Berita mengenai pergantian kepemimpinan Perpustakaan Nasional yang disertai dengan rumor bahwa program TPBIS tidak dilanjutkan adalah kabar menggembirakan. Apalagi jika program ini diganti dengan penyebarluasan buku-buku hingga ke pelosok. Jika ini dilakukan, menurut saya, ini adalah langkah yang sangat tepat. Masyarakat Indonesia, terutama di daerah-daerah terpencil, sangat membutuhkan akses terhadap bahan bacaan yang layak. Dengan memperluas distribusi buku ke pelosok-pelosok, perpustakaan dapat kembali menjalankan fungsi utamanya: menyediakan informasi dan bahan bacaan yang dapat diakses oleh semua lapisan masyarakat.

Esensi perpustakaan sejati adalah mampu menghadirkan bacaan yang bermanfaat bagi masyarakat.
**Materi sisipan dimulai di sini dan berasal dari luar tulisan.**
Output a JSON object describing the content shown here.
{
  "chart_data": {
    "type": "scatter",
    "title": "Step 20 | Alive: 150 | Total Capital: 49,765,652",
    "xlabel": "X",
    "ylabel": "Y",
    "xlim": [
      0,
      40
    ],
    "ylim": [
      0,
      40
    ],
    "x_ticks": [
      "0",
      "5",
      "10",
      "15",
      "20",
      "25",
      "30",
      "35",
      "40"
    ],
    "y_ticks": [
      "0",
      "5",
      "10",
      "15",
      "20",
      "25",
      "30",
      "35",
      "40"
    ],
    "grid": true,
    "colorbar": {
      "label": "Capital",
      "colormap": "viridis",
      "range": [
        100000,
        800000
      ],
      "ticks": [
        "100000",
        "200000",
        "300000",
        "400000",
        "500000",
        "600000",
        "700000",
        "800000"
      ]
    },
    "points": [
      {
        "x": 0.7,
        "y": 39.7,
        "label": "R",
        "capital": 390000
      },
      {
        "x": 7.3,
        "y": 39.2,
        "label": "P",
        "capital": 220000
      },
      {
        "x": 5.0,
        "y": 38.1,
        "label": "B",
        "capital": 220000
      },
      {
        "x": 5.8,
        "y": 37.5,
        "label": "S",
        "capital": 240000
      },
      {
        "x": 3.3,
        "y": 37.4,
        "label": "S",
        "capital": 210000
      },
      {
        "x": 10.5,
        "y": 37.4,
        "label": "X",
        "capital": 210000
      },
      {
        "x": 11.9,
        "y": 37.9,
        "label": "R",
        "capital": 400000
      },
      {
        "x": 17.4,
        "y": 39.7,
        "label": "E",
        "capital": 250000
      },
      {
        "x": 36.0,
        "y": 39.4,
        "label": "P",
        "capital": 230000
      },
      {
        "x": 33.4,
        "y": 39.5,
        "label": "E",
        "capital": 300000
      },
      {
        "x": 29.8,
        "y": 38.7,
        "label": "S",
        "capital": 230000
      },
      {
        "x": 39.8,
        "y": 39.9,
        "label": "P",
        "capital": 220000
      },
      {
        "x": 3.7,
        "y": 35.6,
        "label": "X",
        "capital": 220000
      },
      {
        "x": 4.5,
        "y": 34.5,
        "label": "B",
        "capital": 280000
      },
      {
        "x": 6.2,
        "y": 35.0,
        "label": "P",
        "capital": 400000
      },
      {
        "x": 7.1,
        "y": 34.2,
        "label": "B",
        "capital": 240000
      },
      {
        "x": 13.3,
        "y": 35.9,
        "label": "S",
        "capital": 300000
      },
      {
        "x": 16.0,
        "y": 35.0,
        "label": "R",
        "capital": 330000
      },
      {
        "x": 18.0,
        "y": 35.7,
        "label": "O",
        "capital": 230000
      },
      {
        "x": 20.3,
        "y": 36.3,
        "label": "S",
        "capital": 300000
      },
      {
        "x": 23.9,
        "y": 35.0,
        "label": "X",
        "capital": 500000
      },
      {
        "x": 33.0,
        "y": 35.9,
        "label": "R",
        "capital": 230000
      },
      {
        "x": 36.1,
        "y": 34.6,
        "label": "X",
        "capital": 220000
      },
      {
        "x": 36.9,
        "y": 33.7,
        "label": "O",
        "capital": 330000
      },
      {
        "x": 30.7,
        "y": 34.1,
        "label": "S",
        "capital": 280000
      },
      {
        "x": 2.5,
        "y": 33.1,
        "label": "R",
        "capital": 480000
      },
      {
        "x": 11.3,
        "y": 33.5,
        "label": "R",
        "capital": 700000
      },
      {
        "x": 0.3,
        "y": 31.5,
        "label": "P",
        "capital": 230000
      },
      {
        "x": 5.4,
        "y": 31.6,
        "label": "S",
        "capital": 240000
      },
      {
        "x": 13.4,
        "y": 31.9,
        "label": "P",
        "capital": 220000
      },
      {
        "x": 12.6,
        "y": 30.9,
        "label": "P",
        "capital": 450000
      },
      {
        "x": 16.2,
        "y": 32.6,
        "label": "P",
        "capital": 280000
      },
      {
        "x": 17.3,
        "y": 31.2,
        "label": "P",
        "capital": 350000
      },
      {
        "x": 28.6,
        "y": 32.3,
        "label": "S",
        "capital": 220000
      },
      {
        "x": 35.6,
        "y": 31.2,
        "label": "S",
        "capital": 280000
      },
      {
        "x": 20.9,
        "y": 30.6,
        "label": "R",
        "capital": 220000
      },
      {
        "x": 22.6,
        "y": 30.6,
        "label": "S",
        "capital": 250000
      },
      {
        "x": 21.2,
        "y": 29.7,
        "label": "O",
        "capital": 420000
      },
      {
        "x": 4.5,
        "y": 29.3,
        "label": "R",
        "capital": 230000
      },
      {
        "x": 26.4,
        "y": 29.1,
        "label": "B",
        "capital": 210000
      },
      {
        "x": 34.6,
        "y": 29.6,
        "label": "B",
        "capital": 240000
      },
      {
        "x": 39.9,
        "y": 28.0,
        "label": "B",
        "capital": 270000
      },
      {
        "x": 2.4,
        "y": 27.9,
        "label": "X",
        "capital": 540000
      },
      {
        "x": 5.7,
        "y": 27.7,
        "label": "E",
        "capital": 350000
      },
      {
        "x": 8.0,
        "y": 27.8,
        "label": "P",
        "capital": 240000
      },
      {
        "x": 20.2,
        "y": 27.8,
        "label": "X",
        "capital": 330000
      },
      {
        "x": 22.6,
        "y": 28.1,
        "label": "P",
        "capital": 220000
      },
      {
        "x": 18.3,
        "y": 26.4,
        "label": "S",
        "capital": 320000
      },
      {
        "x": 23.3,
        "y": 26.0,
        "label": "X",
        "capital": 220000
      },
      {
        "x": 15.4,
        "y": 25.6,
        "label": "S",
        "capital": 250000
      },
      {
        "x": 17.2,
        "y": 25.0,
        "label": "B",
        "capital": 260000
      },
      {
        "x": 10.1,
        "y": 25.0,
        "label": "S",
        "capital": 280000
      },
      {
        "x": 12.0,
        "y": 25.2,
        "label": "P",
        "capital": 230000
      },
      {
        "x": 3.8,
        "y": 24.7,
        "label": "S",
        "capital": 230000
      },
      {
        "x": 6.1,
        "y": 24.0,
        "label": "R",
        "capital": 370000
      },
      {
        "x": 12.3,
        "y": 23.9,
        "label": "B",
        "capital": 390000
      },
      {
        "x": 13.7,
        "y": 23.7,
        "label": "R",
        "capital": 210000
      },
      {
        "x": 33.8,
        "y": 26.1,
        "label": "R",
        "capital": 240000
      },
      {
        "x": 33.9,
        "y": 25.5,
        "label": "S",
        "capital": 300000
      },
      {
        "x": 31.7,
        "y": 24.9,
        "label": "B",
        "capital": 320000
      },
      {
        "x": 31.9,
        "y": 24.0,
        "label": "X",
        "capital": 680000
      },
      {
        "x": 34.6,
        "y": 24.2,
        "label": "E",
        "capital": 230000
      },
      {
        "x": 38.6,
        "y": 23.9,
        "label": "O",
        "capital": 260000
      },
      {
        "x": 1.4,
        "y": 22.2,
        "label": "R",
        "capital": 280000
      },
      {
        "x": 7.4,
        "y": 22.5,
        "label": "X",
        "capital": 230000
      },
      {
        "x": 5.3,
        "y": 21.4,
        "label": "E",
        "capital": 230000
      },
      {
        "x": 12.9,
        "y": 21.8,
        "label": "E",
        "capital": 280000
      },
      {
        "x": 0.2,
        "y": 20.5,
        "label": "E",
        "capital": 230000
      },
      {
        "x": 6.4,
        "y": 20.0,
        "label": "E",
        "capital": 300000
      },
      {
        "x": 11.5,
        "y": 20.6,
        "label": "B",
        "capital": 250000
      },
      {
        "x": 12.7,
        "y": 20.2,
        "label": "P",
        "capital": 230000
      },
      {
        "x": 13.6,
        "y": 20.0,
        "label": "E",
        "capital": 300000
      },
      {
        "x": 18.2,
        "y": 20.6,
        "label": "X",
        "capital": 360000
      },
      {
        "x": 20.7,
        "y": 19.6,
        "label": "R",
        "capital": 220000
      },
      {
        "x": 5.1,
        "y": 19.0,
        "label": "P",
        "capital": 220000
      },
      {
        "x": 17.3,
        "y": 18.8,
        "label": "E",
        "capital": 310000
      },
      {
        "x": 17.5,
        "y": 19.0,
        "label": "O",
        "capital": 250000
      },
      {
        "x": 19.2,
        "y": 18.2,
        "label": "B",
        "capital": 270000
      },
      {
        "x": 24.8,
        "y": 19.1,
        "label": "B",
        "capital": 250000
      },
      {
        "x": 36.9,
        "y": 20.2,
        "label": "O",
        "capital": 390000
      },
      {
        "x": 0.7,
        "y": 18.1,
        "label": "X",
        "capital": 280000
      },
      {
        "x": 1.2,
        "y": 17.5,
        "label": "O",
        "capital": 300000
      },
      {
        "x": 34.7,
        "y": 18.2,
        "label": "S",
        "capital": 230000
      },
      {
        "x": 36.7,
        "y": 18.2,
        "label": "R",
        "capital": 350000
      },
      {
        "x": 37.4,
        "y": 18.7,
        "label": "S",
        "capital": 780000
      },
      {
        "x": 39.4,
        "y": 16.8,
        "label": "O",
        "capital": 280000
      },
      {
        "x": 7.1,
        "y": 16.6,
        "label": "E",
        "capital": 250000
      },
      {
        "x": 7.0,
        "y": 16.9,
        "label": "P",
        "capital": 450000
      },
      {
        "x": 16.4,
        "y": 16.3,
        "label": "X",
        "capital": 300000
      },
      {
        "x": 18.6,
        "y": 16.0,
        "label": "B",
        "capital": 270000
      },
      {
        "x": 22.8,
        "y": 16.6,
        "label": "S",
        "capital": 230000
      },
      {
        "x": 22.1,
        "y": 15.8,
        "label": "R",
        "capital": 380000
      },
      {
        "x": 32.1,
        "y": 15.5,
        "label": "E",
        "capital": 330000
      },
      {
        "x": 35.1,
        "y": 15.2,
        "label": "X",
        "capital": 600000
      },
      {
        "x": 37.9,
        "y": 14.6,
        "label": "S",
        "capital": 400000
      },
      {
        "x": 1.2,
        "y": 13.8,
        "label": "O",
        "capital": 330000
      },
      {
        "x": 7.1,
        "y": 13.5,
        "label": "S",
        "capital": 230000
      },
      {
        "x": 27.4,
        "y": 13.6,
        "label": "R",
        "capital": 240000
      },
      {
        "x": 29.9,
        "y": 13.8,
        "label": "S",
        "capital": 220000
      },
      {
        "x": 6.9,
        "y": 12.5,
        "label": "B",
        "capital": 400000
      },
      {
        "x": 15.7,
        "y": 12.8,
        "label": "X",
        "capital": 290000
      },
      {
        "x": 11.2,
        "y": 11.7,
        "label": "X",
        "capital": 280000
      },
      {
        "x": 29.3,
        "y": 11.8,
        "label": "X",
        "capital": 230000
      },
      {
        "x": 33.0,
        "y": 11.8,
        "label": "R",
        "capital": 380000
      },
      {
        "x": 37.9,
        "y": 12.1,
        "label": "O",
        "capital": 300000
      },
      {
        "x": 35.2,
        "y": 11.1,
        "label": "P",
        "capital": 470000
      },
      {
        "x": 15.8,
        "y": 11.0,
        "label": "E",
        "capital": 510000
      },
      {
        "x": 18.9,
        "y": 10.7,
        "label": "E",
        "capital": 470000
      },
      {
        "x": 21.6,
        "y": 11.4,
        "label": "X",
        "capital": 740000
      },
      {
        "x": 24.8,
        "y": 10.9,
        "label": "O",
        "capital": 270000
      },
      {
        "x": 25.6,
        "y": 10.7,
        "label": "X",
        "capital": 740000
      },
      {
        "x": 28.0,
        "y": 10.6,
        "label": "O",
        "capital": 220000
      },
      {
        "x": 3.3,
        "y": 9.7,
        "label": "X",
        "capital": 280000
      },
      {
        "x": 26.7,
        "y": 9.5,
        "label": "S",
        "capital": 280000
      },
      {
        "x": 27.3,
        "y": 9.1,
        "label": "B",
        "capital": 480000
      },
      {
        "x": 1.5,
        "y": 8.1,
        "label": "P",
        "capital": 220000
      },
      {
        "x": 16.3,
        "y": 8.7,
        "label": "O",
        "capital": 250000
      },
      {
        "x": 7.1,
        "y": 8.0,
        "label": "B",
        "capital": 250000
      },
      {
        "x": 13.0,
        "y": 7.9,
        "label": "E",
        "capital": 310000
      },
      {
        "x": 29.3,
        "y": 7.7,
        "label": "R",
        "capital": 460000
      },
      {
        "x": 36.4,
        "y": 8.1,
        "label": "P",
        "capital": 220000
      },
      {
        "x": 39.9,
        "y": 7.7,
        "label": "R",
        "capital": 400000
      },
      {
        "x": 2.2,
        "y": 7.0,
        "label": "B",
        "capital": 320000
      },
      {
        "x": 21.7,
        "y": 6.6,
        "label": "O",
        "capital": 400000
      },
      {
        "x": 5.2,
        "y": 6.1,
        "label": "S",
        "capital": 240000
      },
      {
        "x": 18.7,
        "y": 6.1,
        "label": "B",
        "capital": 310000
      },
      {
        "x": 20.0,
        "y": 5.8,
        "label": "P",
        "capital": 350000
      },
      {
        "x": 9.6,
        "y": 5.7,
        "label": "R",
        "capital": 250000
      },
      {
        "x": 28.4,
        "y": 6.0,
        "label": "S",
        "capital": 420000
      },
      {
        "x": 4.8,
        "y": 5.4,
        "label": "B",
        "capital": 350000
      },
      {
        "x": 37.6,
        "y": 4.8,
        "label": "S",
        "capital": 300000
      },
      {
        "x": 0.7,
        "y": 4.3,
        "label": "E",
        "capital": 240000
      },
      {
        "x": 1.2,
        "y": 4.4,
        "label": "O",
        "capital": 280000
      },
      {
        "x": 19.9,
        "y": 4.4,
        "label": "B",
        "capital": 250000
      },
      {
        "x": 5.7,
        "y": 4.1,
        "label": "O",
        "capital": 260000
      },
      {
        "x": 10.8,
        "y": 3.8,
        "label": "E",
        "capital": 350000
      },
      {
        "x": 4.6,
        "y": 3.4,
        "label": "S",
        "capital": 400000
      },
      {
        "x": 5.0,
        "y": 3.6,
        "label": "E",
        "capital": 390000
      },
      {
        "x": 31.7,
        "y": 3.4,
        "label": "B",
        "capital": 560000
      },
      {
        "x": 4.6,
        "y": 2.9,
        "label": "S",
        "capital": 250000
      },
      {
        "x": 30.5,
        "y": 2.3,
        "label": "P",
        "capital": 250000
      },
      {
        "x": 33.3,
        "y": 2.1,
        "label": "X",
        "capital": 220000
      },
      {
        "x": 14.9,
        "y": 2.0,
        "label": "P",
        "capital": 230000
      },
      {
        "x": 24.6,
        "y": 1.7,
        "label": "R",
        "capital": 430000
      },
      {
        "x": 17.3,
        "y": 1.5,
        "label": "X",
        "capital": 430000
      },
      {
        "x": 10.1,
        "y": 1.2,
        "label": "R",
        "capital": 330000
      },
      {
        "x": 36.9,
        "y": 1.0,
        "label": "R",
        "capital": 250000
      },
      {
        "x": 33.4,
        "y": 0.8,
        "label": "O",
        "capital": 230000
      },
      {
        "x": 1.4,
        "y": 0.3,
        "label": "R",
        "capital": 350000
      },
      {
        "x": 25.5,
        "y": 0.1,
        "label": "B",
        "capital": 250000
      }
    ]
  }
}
Bahkan, jika perpustakaan belum sepenuhnya sanggup untuk mengubah masyarakat, setidaknya ia dapat memberi pengaruh melalui bahan bacaan yang disediakan, yang berada pada jalur nilai-nilai utama perpustakaan. Kita harus menyadari bahwa perpustakaan bukanlah institusi yang seharusnya diarahkan untuk menghasilkan komoditas. Perpustakaan harus menjadi tempat yang menyediakan pengetahuan dan ruang bagi masyarakat untuk tumbuh dan berkembang. Jika pada akhirnya masyarakat terinspirasi untuk menciptakan produk ekonomi dari pengetahuan yang mereka dapatkan di perpustakaan, maka itu adalah bonus, bukan tujuan utama.

Perpustakaan harus menjadi tempat yang netral dan inklusif. Di sana, semua orang dapat mengakses pengetahuan tanpa paksaan untuk menghasilkan sesuatu yang tidak sesuai dengan tujuan mereka. Hanya dengan seperti ini, perpustakaan akan tetap relevan dan bermakna bagi masyarakat. Sebagai tempat yang benar-benar mencerdaskan kehidupan bangsa.